Bebidas en mano, brindamos por el bar y su amplia generosidad y, obviamente, por la ebriedad del mozo confuso.

-          Y… ¿A qué te dedicas?
-          No sé cómo lo tomes, pero soy escritora – esbozaba una sonrisa cómplice con la que entendí todo… me dirigí a la muerte: “¿Me seguirás acompañando, no?
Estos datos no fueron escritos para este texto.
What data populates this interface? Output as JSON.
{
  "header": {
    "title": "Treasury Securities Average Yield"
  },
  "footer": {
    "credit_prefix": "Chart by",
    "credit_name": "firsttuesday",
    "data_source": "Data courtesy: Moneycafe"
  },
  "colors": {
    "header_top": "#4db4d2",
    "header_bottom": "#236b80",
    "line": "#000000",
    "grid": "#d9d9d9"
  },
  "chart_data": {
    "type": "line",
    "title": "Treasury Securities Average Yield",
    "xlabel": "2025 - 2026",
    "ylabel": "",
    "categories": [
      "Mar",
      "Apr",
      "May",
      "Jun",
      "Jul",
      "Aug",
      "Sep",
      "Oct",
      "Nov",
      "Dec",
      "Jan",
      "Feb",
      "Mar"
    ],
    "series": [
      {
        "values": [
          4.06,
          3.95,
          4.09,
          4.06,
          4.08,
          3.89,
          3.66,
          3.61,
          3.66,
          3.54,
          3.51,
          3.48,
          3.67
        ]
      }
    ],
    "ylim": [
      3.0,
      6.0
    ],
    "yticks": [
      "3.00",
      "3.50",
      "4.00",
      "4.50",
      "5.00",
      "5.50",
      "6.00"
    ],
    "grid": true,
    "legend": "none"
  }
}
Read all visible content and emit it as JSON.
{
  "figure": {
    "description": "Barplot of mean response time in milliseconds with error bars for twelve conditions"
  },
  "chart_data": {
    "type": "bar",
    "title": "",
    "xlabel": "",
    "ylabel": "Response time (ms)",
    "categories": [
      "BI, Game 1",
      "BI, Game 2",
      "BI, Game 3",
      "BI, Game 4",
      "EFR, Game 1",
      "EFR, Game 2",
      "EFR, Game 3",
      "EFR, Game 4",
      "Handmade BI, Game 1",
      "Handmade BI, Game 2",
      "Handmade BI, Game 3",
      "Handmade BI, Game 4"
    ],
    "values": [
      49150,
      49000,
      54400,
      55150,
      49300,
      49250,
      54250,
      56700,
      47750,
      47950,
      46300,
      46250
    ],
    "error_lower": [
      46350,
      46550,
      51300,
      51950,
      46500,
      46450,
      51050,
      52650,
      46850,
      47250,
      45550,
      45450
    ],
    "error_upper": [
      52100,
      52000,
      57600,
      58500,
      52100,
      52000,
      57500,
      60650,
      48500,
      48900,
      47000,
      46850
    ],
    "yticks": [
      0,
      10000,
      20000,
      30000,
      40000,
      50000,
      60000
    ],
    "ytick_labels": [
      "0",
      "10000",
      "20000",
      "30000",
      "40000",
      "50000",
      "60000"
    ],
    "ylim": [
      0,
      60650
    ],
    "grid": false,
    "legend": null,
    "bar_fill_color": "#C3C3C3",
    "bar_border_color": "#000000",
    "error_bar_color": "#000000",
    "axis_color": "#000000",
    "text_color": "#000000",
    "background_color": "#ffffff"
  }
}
Sabes que esto es riesgoso”, “El riesgo es vida” me respondió, no te puedo acompañar.
-          Oh… ¿En serio? ¿Cómo dijiste que te llamabas?

Un par de horas después, brindando por el carboncillo de los lápices perdidos, embriagándome en la penumbra de su mirada, recitándole a la comisura de sus labios, respirando de su aliento al ritmo sosegado de mis ansias nocturnas, me levanto y abandono el bar. Perpleja, pareció comprender el idioma del tenso aroma de nuestros ojos, y resolvió seguirme. Me ataja rápidamente con un beso a la salida, recostándonos en su auto, buscando las llaves, seduciendo al silencio; al poco rato, nos dirigimos hacia su apartamento.

Naturalmente, yo manejaría y naturalmente, estaba borracho. Pensaba en no pensar, en mi inminente inseguridad, el riesgo me incita a continuar, la razón me dice lo mismo; La Muerte, me seguiría, muy lejos. Yo sé lo que sucederá, lo único que me asusta es terminar visitando a Ignacio por no tenerla cerca… Acabo de encontrar a la mujer de mis sueños y sólo pienso en dormir, en pedirle a La Muerte que dicha dama se quede en ellos.